The best way to explain what happens with “leaky gut” is to explain how the intestines work normally. The absorption of most of our vital nutrients happens in our intestines. Normally small little microscopic holes allows vitamins and minerals to get through and be absorbed into our blood stream. In leaky gut, the intestinal lining becomes inflamed and those normally tiny holes become larger allowing macroscopic toxins to pass through. This creates a severe immune response and changes the levels of many mediating chemicals. This often causes a tremendous amount of symptoms that are far reaching and often would seem to be unrelated to the actual intestines themselves. Symptoms as diverse as muscle pain and even rashes can occur because the body is having an immuno response to trying to fight the toxins being absorbed.
Why does this happen? Why do our intestines either become too slow, too fast or develop “leaks”? There are several reasons this can develop including severe stress, a disordered flora from antibiotics and an improper diet. We know for sure that stress changes neurochemistry and therefor can change the motility of the bowels. This is one reason why when people get nervous, they feel that proverbial “knot in their stomach”. We also know that the gastro intestinal tract needs a proper flora (beneficial bacteria) in order to work correctly and keep the lining healthy.

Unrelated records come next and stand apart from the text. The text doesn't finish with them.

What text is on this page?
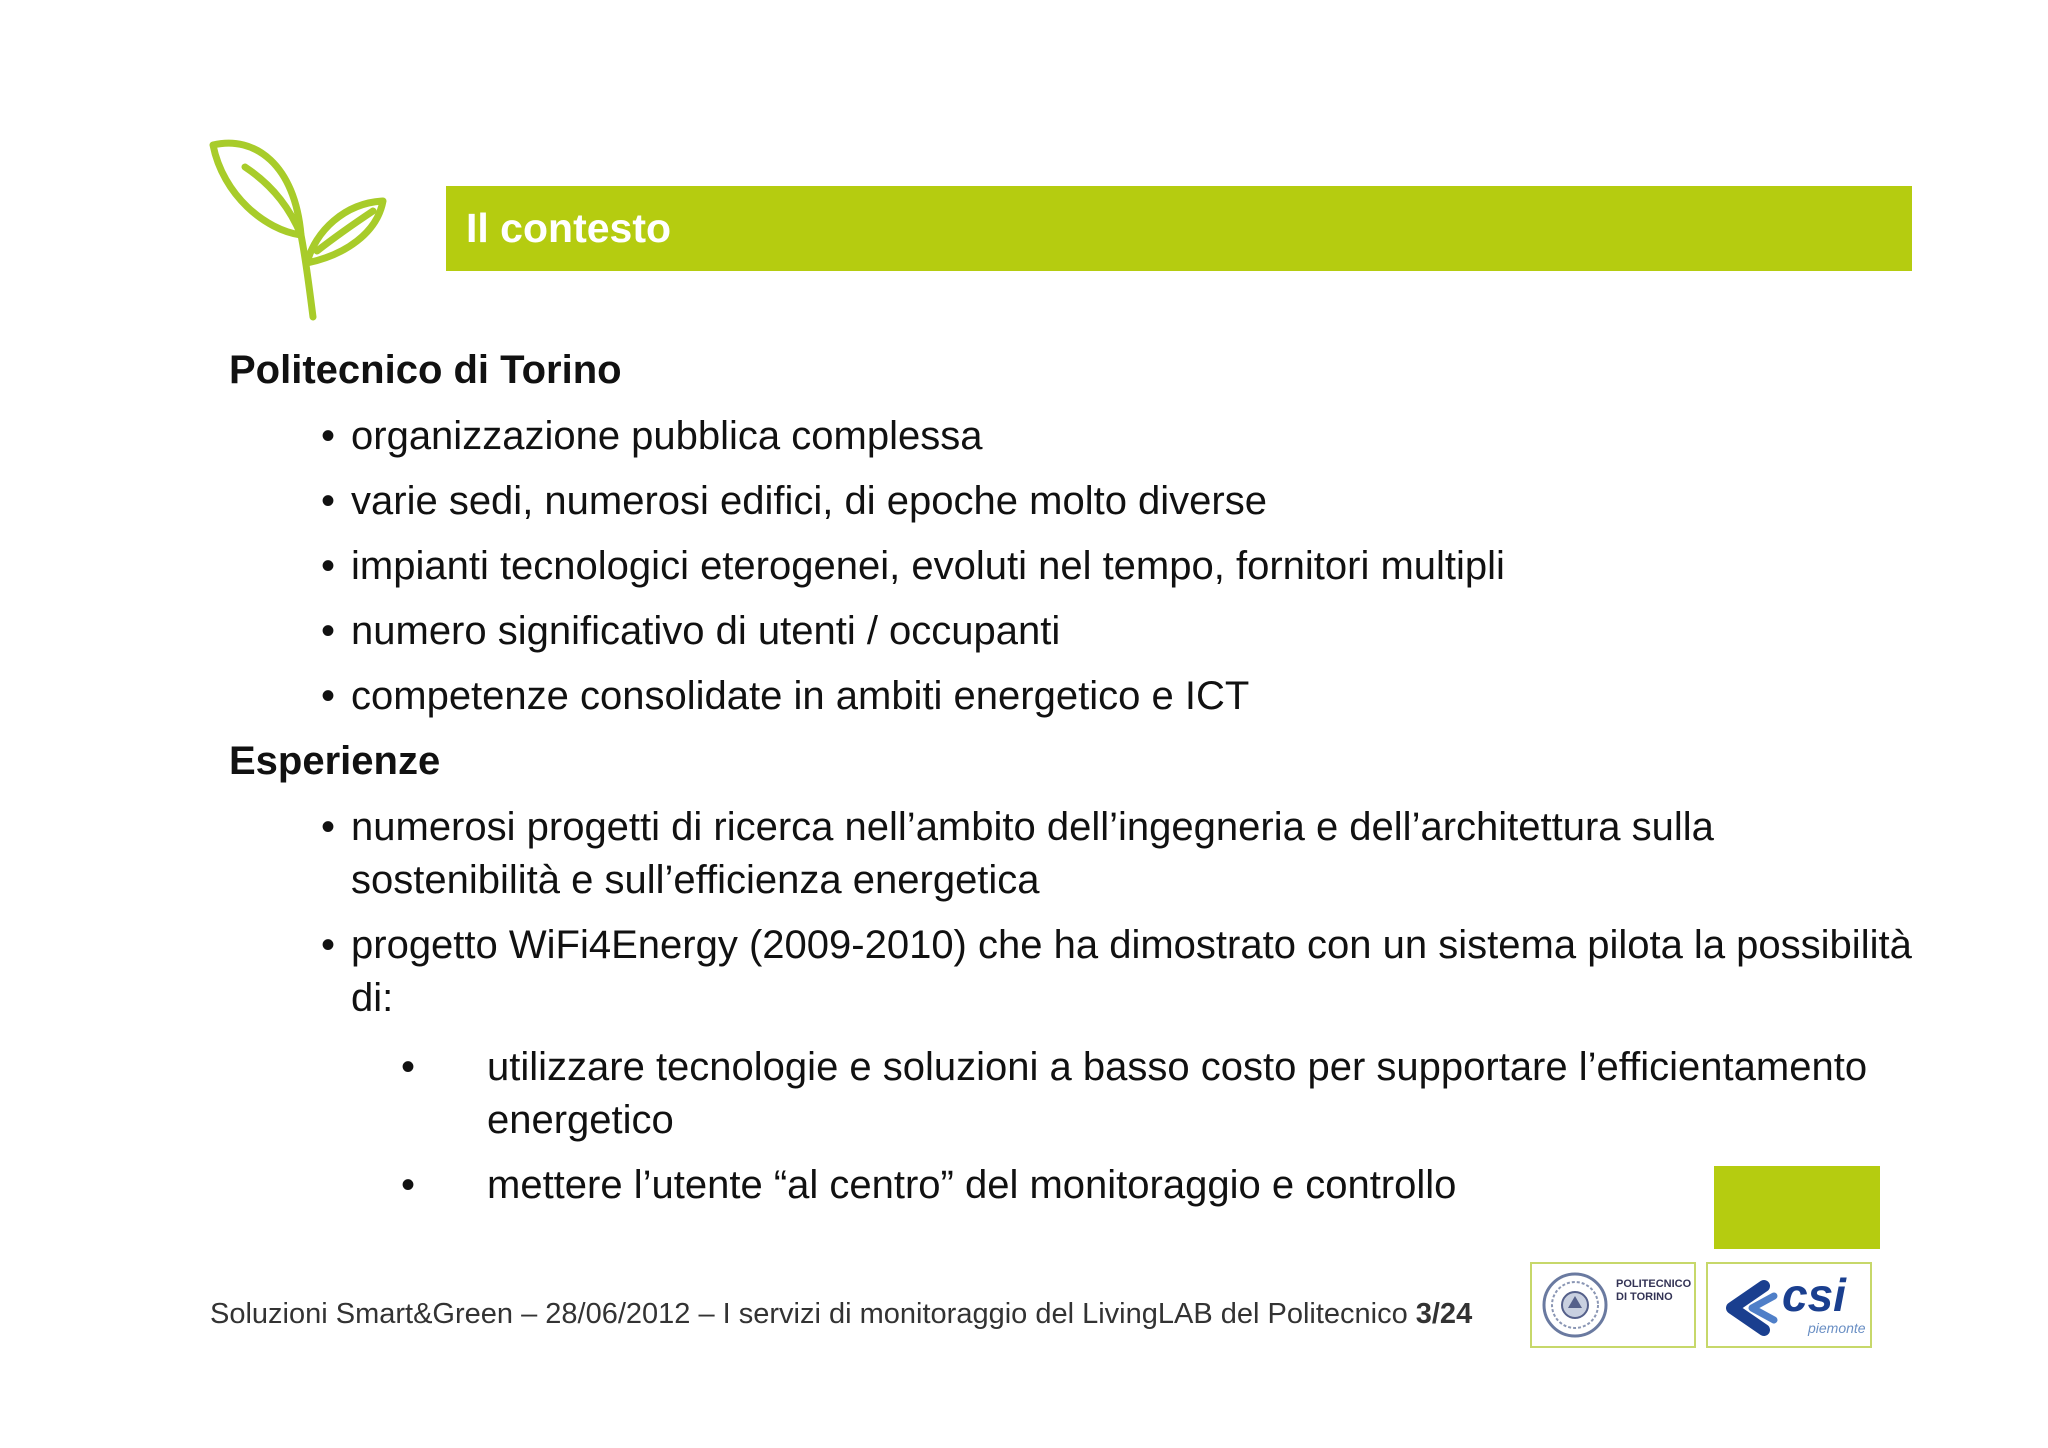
Il contesto
Politecnico di Torino
• organizzazione pubblica complessa
• varie sedi, numerosi edifici, di epoche molto diverse
• impianti tecnologici eterogenei, evoluti nel tempo, fornitori multipli
• numero significativo di utenti / occupanti
• competenze consolidate in ambiti energetico e ICT
Esperienze
• numerosi progetti di ricerca nell’ambito dell’ingegneria e dell’architettura sulla sostenibilità e sull’efficienza energetica
• progetto WiFi4Energy (2009-2010) che ha dimostrato con un sistema pilota la possibilità di:
• utilizzare tecnologie e soluzioni a basso costo per supportare l’efficientamento energetico
• mettere l’utente “al centro” del monitoraggio e controllo
Soluzioni Smart&Green – 28/06/2012 – I servizi di monitoraggio del LivingLAB del Politecnico 3/24
POLITECNICO
DI TORINO	csi
piemonte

Of course we should all recognize the direct effect foods have on the health of the GI system. Foods that are filled with toxic chemicals and or highly processed are certainly not going to be conducive to stomach or intestinal health.
Often people with severe GI distress feel overwhelmed and don’t know where to begin to start the healing process. They should all be encouraged that these types of complaints can be greatly alleviated with the right type of approach. Usually there are a few of factors that need to be addressed but I always prefer to take the critical or main precipitating factor first. I always recommend stress reduction techniques for anyone who has GI complaints. Gentle stress reduction exercises like Ti Chi, Qi Gong or Yoga are tremendous to help reduce the release of those powerful stress hormones. Meditation is extremely effective and in many of my patients has truly helped turn their life around. In order to restore the correct flora, I often recommend probiotic supplements along with FOS which is a beneficial sugar that the good bacteria like to eat. This gives them an easier time at getting a “foot hold” and helping the gut to heal. I also often advise digestive enzymes taken with each meal to help ease the strain of digestion and help carry some of the load until the GI tract becomes healthy enough to work more efficiently. Lastly and tremendously important is a good healthy diet.